Long-term use of proton pump inhibitors is associated with an increased risk of enteric infections, with the strongest and most consistent evidence linking these drugs to Clostridioides difficile infection. L. Clifford McDonald Centers for Disease Control and Prevention has highlighted acid suppression as a modifiable risk factor for C. difficile in surveillance and guidance documents, and Mark H. Wilcox Leeds Teaching Hospitals NHS Trust has reviewed clinical studies showing higher rates of C. difficile among PPI users. The association is strongest for hospitalized, older, or antibiotic-exposed patients, but it is observed across settings.
Evidence from clinical research
Observational studies and systematic reviews repeatedly report an association between PPI use and enteric infections. Much of the literature focuses on C. difficile because of its clear clinical impact, but population studies also report higher risks of non-typhoidal Salmonella and Campylobacter infections among people taking acid-suppressing medications. Randomized trials directly assessing infection risk are limited for ethical and feasibility reasons, so the evidence base is primarily observational and adjusted for confounders. This means causality is supported by biological plausibility and consistency, but absolute risk varies by population.

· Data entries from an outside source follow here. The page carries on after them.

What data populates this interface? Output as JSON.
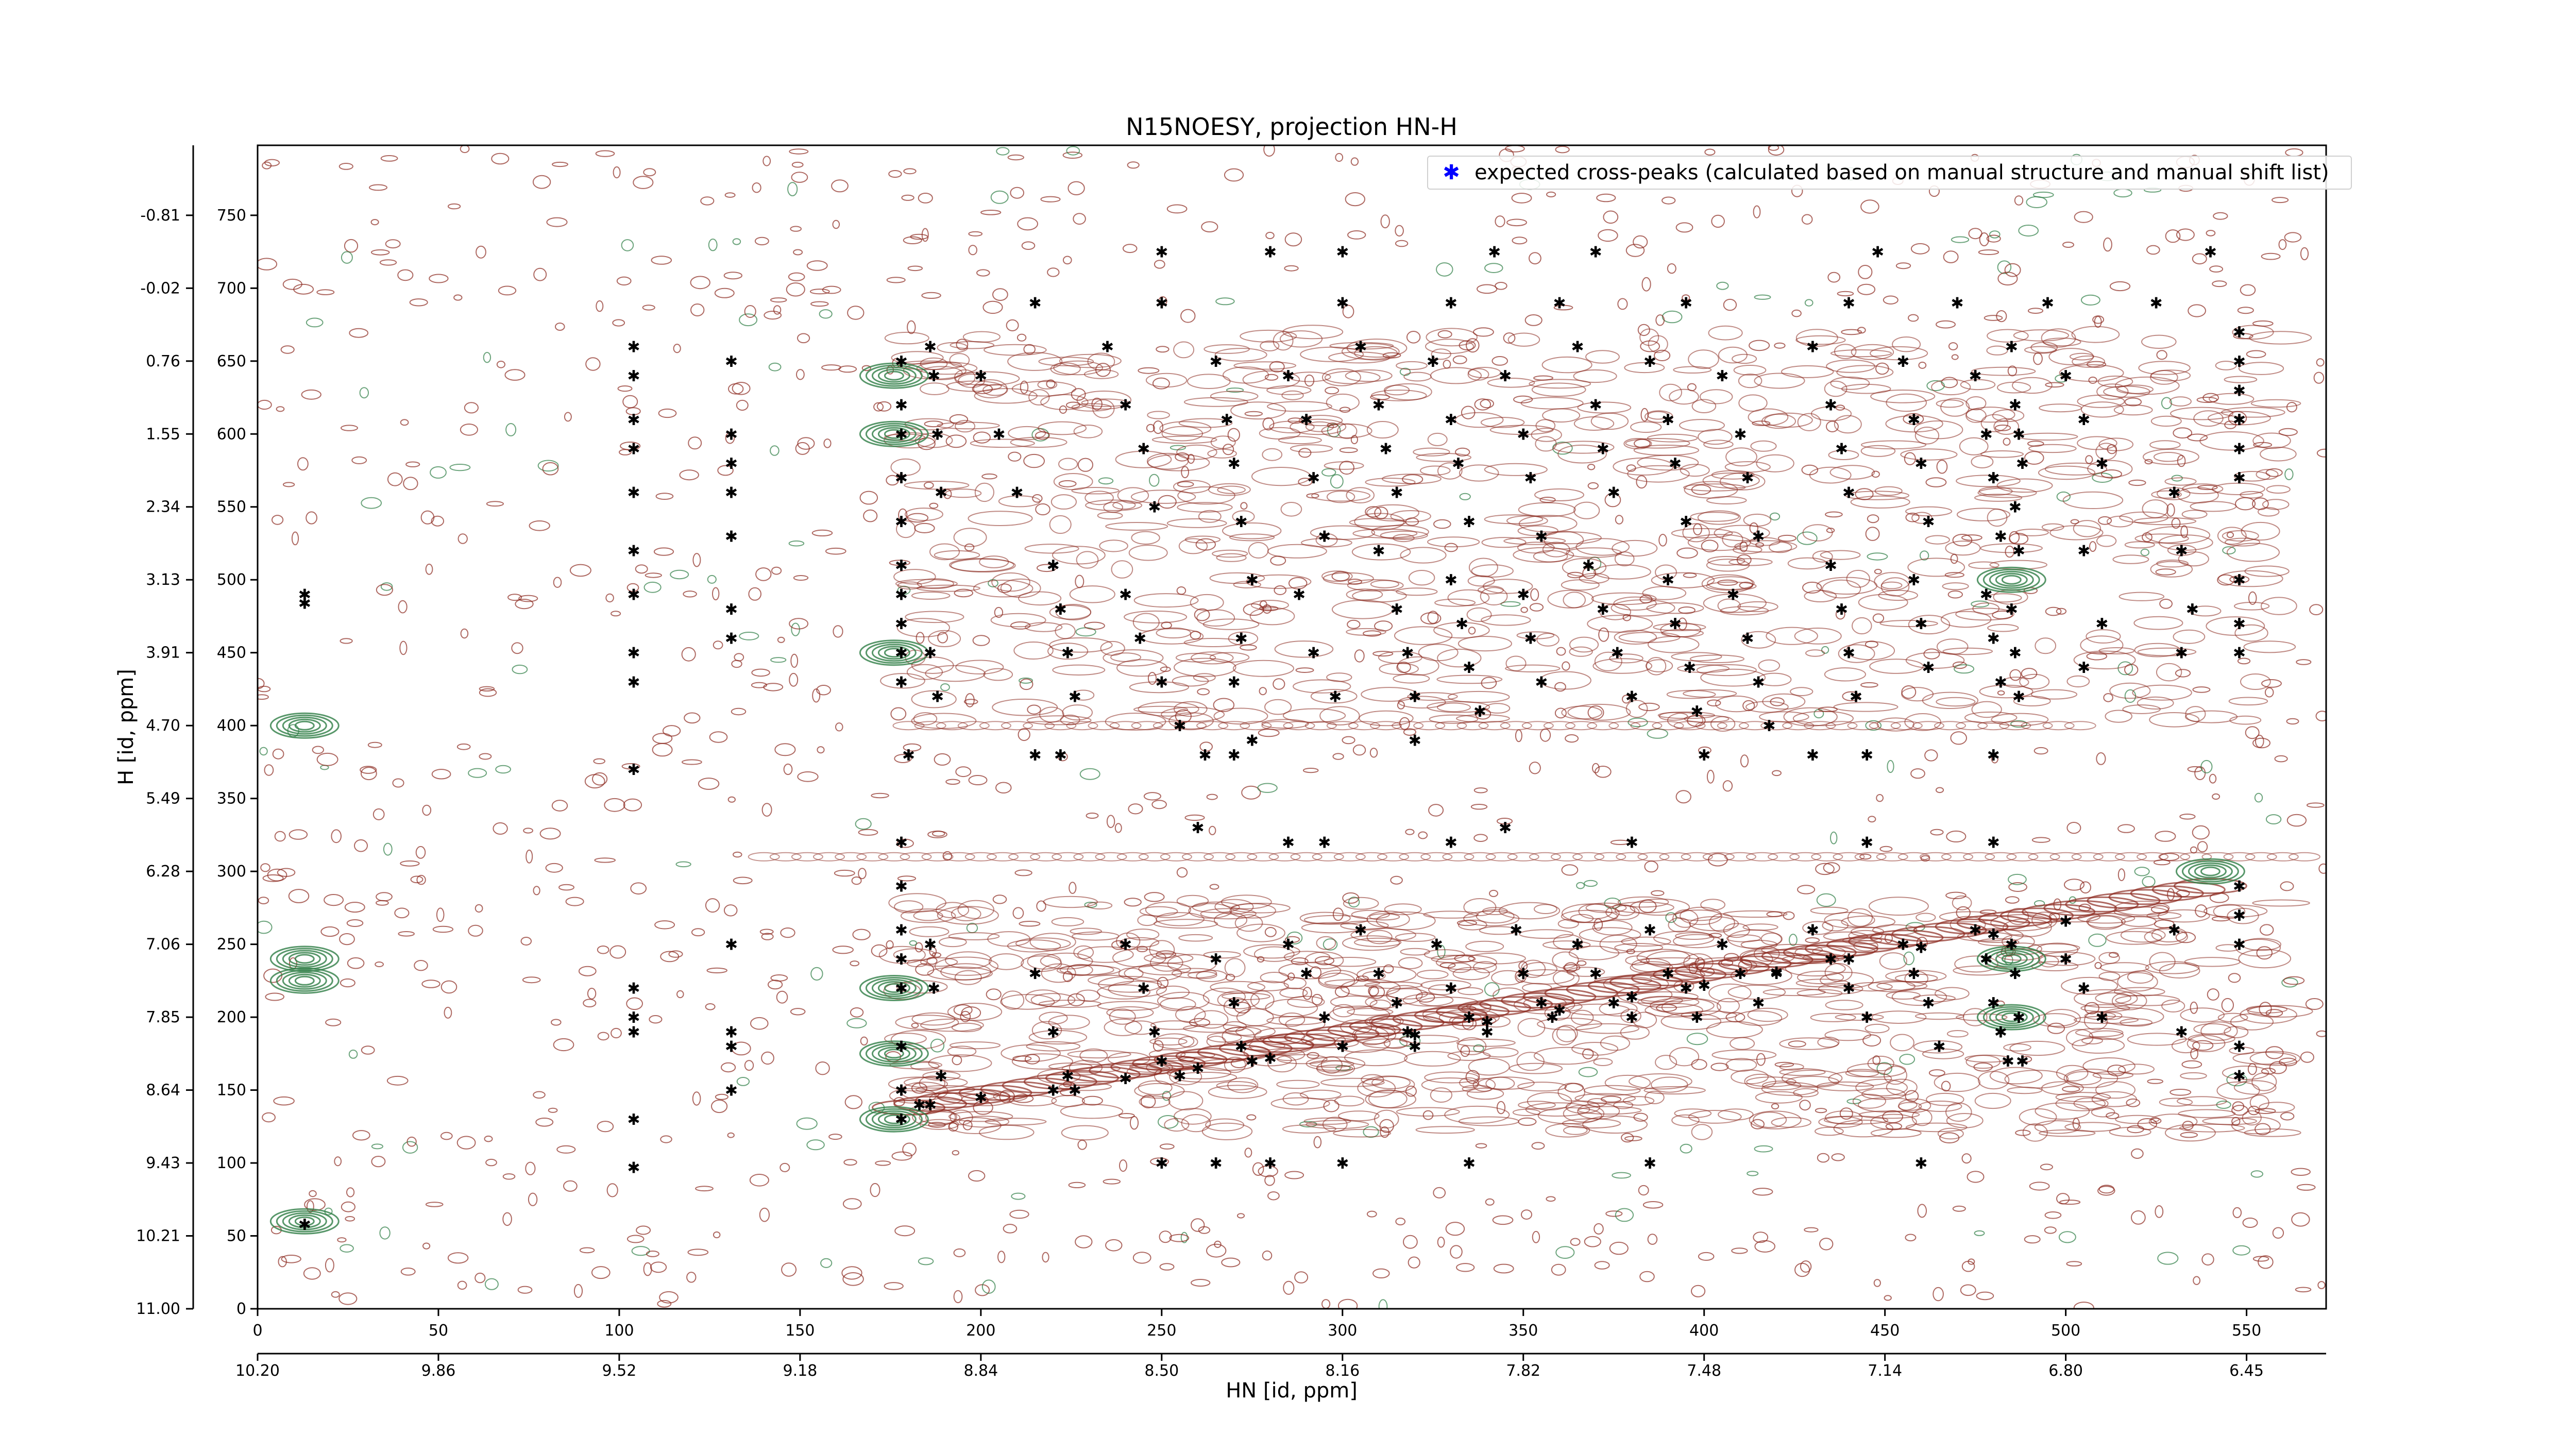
{
  "chart_data": {
    "type": "scatter",
    "title": "N15NOESY, projection HN-H",
    "xlabel": "HN [id, ppm]",
    "ylabel": "H [id, ppm]",
    "x_index_ticks": [
      "0",
      "50",
      "100",
      "150",
      "200",
      "250",
      "300",
      "350",
      "400",
      "450",
      "500",
      "550"
    ],
    "x_ppm_ticks": [
      "10.20",
      "9.86",
      "9.52",
      "9.18",
      "8.84",
      "8.50",
      "8.16",
      "7.82",
      "7.48",
      "7.14",
      "6.80",
      "6.45"
    ],
    "y_index_ticks": [
      "0",
      "50",
      "100",
      "150",
      "200",
      "250",
      "300",
      "350",
      "400",
      "450",
      "500",
      "550",
      "600",
      "650",
      "700",
      "750"
    ],
    "y_ppm_ticks": [
      "11.00",
      "10.21",
      "9.43",
      "8.64",
      "7.85",
      "7.06",
      "6.28",
      "5.49",
      "4.70",
      "3.91",
      "3.13",
      "2.34",
      "1.55",
      "0.76",
      "-0.02",
      "-0.81"
    ],
    "xlim": [
      0,
      572
    ],
    "ylim": [
      0,
      798
    ],
    "legend": {
      "entries": [
        "expected cross-peaks (calculated based on manual structure and manual shift list)"
      ],
      "placement": "top-right"
    },
    "colors": {
      "positive_contour": "#8b2a1f",
      "negative_contour": "#2e7d45",
      "peaks": "#0000ff"
    },
    "series": [
      {
        "name": "expected cross-peaks (calculated based on manual structure and manual shift list)",
        "points": [
          [
            13,
            490
          ],
          [
            13,
            484
          ],
          [
            13,
            58
          ],
          [
            104,
            660
          ],
          [
            104,
            640
          ],
          [
            104,
            610
          ],
          [
            104,
            590
          ],
          [
            104,
            560
          ],
          [
            104,
            520
          ],
          [
            104,
            490
          ],
          [
            104,
            450
          ],
          [
            104,
            430
          ],
          [
            104,
            370
          ],
          [
            104,
            220
          ],
          [
            104,
            200
          ],
          [
            104,
            190
          ],
          [
            104,
            130
          ],
          [
            104,
            97
          ],
          [
            131,
            650
          ],
          [
            131,
            600
          ],
          [
            131,
            580
          ],
          [
            131,
            560
          ],
          [
            131,
            530
          ],
          [
            131,
            480
          ],
          [
            131,
            460
          ],
          [
            131,
            250
          ],
          [
            131,
            190
          ],
          [
            131,
            180
          ],
          [
            131,
            150
          ],
          [
            178,
            650
          ],
          [
            178,
            620
          ],
          [
            178,
            600
          ],
          [
            178,
            570
          ],
          [
            178,
            540
          ],
          [
            178,
            510
          ],
          [
            178,
            490
          ],
          [
            178,
            470
          ],
          [
            178,
            450
          ],
          [
            178,
            430
          ],
          [
            178,
            320
          ],
          [
            178,
            290
          ],
          [
            178,
            260
          ],
          [
            178,
            240
          ],
          [
            178,
            220
          ],
          [
            178,
            180
          ],
          [
            178,
            150
          ],
          [
            178,
            130
          ],
          [
            186,
            660
          ],
          [
            187,
            640
          ],
          [
            188,
            600
          ],
          [
            189,
            560
          ],
          [
            186,
            450
          ],
          [
            188,
            420
          ],
          [
            186,
            250
          ],
          [
            187,
            220
          ],
          [
            189,
            160
          ],
          [
            186,
            140
          ],
          [
            200,
            640
          ],
          [
            205,
            600
          ],
          [
            210,
            560
          ],
          [
            220,
            510
          ],
          [
            222,
            480
          ],
          [
            224,
            450
          ],
          [
            226,
            420
          ],
          [
            222,
            380
          ],
          [
            215,
            230
          ],
          [
            220,
            190
          ],
          [
            224,
            160
          ],
          [
            226,
            150
          ],
          [
            235,
            660
          ],
          [
            240,
            620
          ],
          [
            245,
            590
          ],
          [
            248,
            550
          ],
          [
            240,
            490
          ],
          [
            244,
            460
          ],
          [
            250,
            430
          ],
          [
            255,
            400
          ],
          [
            240,
            250
          ],
          [
            245,
            220
          ],
          [
            248,
            190
          ],
          [
            250,
            170
          ],
          [
            255,
            160
          ],
          [
            265,
            650
          ],
          [
            268,
            610
          ],
          [
            270,
            580
          ],
          [
            272,
            540
          ],
          [
            275,
            500
          ],
          [
            272,
            460
          ],
          [
            270,
            430
          ],
          [
            262,
            380
          ],
          [
            265,
            240
          ],
          [
            270,
            210
          ],
          [
            272,
            180
          ],
          [
            275,
            170
          ],
          [
            285,
            640
          ],
          [
            290,
            610
          ],
          [
            292,
            570
          ],
          [
            295,
            530
          ],
          [
            288,
            490
          ],
          [
            292,
            450
          ],
          [
            298,
            420
          ],
          [
            285,
            250
          ],
          [
            290,
            230
          ],
          [
            295,
            200
          ],
          [
            300,
            180
          ],
          [
            305,
            660
          ],
          [
            310,
            620
          ],
          [
            312,
            590
          ],
          [
            315,
            560
          ],
          [
            310,
            520
          ],
          [
            315,
            480
          ],
          [
            318,
            450
          ],
          [
            320,
            420
          ],
          [
            305,
            260
          ],
          [
            310,
            230
          ],
          [
            315,
            210
          ],
          [
            318,
            190
          ],
          [
            320,
            180
          ],
          [
            325,
            650
          ],
          [
            330,
            610
          ],
          [
            332,
            580
          ],
          [
            335,
            540
          ],
          [
            330,
            500
          ],
          [
            333,
            470
          ],
          [
            335,
            440
          ],
          [
            338,
            410
          ],
          [
            326,
            250
          ],
          [
            330,
            220
          ],
          [
            335,
            200
          ],
          [
            340,
            190
          ],
          [
            345,
            640
          ],
          [
            350,
            600
          ],
          [
            352,
            570
          ],
          [
            355,
            530
          ],
          [
            350,
            490
          ],
          [
            352,
            460
          ],
          [
            355,
            430
          ],
          [
            345,
            330
          ],
          [
            348,
            260
          ],
          [
            350,
            230
          ],
          [
            355,
            210
          ],
          [
            358,
            200
          ],
          [
            365,
            660
          ],
          [
            370,
            620
          ],
          [
            372,
            590
          ],
          [
            375,
            560
          ],
          [
            368,
            510
          ],
          [
            372,
            480
          ],
          [
            376,
            450
          ],
          [
            380,
            420
          ],
          [
            365,
            250
          ],
          [
            370,
            230
          ],
          [
            375,
            210
          ],
          [
            380,
            200
          ],
          [
            385,
            650
          ],
          [
            390,
            610
          ],
          [
            392,
            580
          ],
          [
            395,
            540
          ],
          [
            390,
            500
          ],
          [
            392,
            470
          ],
          [
            396,
            440
          ],
          [
            398,
            410
          ],
          [
            385,
            260
          ],
          [
            390,
            230
          ],
          [
            395,
            220
          ],
          [
            398,
            200
          ],
          [
            405,
            640
          ],
          [
            410,
            600
          ],
          [
            412,
            570
          ],
          [
            415,
            530
          ],
          [
            408,
            490
          ],
          [
            412,
            460
          ],
          [
            415,
            430
          ],
          [
            418,
            400
          ],
          [
            405,
            250
          ],
          [
            410,
            230
          ],
          [
            415,
            210
          ],
          [
            420,
            230
          ],
          [
            430,
            660
          ],
          [
            435,
            620
          ],
          [
            438,
            590
          ],
          [
            440,
            560
          ],
          [
            435,
            510
          ],
          [
            438,
            480
          ],
          [
            440,
            450
          ],
          [
            442,
            420
          ],
          [
            430,
            260
          ],
          [
            435,
            240
          ],
          [
            440,
            220
          ],
          [
            445,
            200
          ],
          [
            455,
            650
          ],
          [
            458,
            610
          ],
          [
            460,
            580
          ],
          [
            462,
            540
          ],
          [
            458,
            500
          ],
          [
            460,
            470
          ],
          [
            462,
            440
          ],
          [
            455,
            250
          ],
          [
            458,
            230
          ],
          [
            462,
            210
          ],
          [
            465,
            180
          ],
          [
            475,
            640
          ],
          [
            478,
            600
          ],
          [
            480,
            570
          ],
          [
            482,
            530
          ],
          [
            478,
            490
          ],
          [
            480,
            460
          ],
          [
            482,
            430
          ],
          [
            475,
            260
          ],
          [
            478,
            240
          ],
          [
            480,
            210
          ],
          [
            482,
            190
          ],
          [
            484,
            170
          ],
          [
            485,
            660
          ],
          [
            486,
            620
          ],
          [
            487,
            600
          ],
          [
            488,
            580
          ],
          [
            486,
            550
          ],
          [
            487,
            520
          ],
          [
            485,
            480
          ],
          [
            486,
            450
          ],
          [
            487,
            420
          ],
          [
            485,
            250
          ],
          [
            486,
            230
          ],
          [
            487,
            200
          ],
          [
            488,
            170
          ],
          [
            500,
            640
          ],
          [
            505,
            610
          ],
          [
            510,
            580
          ],
          [
            505,
            520
          ],
          [
            510,
            470
          ],
          [
            505,
            440
          ],
          [
            500,
            240
          ],
          [
            505,
            220
          ],
          [
            510,
            200
          ],
          [
            530,
            560
          ],
          [
            532,
            520
          ],
          [
            535,
            480
          ],
          [
            532,
            450
          ],
          [
            530,
            260
          ],
          [
            532,
            190
          ],
          [
            548,
            670
          ],
          [
            548,
            650
          ],
          [
            548,
            630
          ],
          [
            548,
            610
          ],
          [
            548,
            590
          ],
          [
            548,
            570
          ],
          [
            548,
            500
          ],
          [
            548,
            470
          ],
          [
            548,
            450
          ],
          [
            548,
            290
          ],
          [
            548,
            270
          ],
          [
            548,
            250
          ],
          [
            548,
            180
          ],
          [
            548,
            160
          ],
          [
            250,
            725
          ],
          [
            280,
            725
          ],
          [
            300,
            725
          ],
          [
            342,
            725
          ],
          [
            370,
            725
          ],
          [
            448,
            725
          ],
          [
            540,
            725
          ],
          [
            215,
            690
          ],
          [
            250,
            690
          ],
          [
            300,
            690
          ],
          [
            330,
            690
          ],
          [
            360,
            690
          ],
          [
            395,
            690
          ],
          [
            440,
            690
          ],
          [
            470,
            690
          ],
          [
            495,
            690
          ],
          [
            525,
            690
          ],
          [
            183,
            140
          ],
          [
            200,
            145
          ],
          [
            220,
            150
          ],
          [
            240,
            158
          ],
          [
            260,
            165
          ],
          [
            280,
            172
          ],
          [
            300,
            180
          ],
          [
            320,
            188
          ],
          [
            340,
            197
          ],
          [
            360,
            205
          ],
          [
            380,
            214
          ],
          [
            400,
            222
          ],
          [
            420,
            231
          ],
          [
            440,
            240
          ],
          [
            460,
            248
          ],
          [
            480,
            257
          ],
          [
            500,
            266
          ],
          [
            250,
            100
          ],
          [
            265,
            100
          ],
          [
            280,
            100
          ],
          [
            300,
            100
          ],
          [
            335,
            100
          ],
          [
            385,
            100
          ],
          [
            460,
            100
          ],
          [
            180,
            380
          ],
          [
            215,
            380
          ],
          [
            270,
            380
          ],
          [
            275,
            390
          ],
          [
            320,
            390
          ],
          [
            400,
            380
          ],
          [
            430,
            380
          ],
          [
            445,
            380
          ],
          [
            480,
            380
          ],
          [
            260,
            330
          ],
          [
            285,
            320
          ],
          [
            295,
            320
          ],
          [
            330,
            320
          ],
          [
            380,
            320
          ],
          [
            445,
            320
          ],
          [
            480,
            320
          ]
        ]
      }
    ]
  }
}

Mechanisms and implications
Biologically, acid suppression reduces the stomach’s barrier function, allowing more ingested bacteria and spores to survive transit. Long-term PPIs also alter the gut microbiota, reducing diversity and promoting overgrowth of opportunistic organisms. These mechanisms explain why concurrent antibiotic exposure, immunosuppression, advanced age, or hospitalization amplifies risk. In regions with higher burdens of enteric pathogens or limited sanitation, the practical consequences of acid suppression may be greater at a population level.

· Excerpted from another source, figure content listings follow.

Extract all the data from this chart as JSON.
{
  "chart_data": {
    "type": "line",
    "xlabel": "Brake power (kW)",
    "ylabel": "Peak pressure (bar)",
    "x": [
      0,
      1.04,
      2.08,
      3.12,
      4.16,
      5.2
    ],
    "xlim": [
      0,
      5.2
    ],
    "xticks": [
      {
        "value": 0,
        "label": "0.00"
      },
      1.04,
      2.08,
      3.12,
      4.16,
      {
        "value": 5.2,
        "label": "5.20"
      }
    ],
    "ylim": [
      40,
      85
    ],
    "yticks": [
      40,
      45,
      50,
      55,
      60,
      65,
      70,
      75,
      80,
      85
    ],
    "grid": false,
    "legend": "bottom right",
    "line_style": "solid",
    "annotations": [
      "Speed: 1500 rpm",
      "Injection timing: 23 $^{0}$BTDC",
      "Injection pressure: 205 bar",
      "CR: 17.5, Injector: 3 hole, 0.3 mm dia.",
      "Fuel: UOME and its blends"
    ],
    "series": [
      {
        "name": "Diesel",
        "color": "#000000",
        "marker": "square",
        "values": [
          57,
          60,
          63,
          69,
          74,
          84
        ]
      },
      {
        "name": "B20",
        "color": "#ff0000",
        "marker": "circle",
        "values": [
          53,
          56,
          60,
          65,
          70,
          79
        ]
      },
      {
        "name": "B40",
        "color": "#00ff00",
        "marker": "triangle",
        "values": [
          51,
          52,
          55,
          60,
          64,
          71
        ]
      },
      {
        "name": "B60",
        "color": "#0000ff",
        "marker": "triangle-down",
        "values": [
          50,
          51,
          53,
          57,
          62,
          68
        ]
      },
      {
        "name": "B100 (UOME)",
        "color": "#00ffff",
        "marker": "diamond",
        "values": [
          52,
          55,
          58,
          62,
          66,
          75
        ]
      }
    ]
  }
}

Clinical and public-health relevance
Consequences include increased morbidity, healthcare utilization, and recurrence of C. difficile disease. For individuals, the absolute risk for enteric infection remains modest if they are young and otherwise healthy, but higher-risk groups face tangible harms. Stewardship measures recommended by infectious disease and gastroenterology experts include limiting PPI duration to indicated uses, using the lowest effective dose, reassessing ongoing need, and considering alternatives when appropriate. Clinicians should balance symptomatic benefit against infection risk, and policy efforts in territories with high enteric disease prevalence should incorporate medication review into prevention strategies.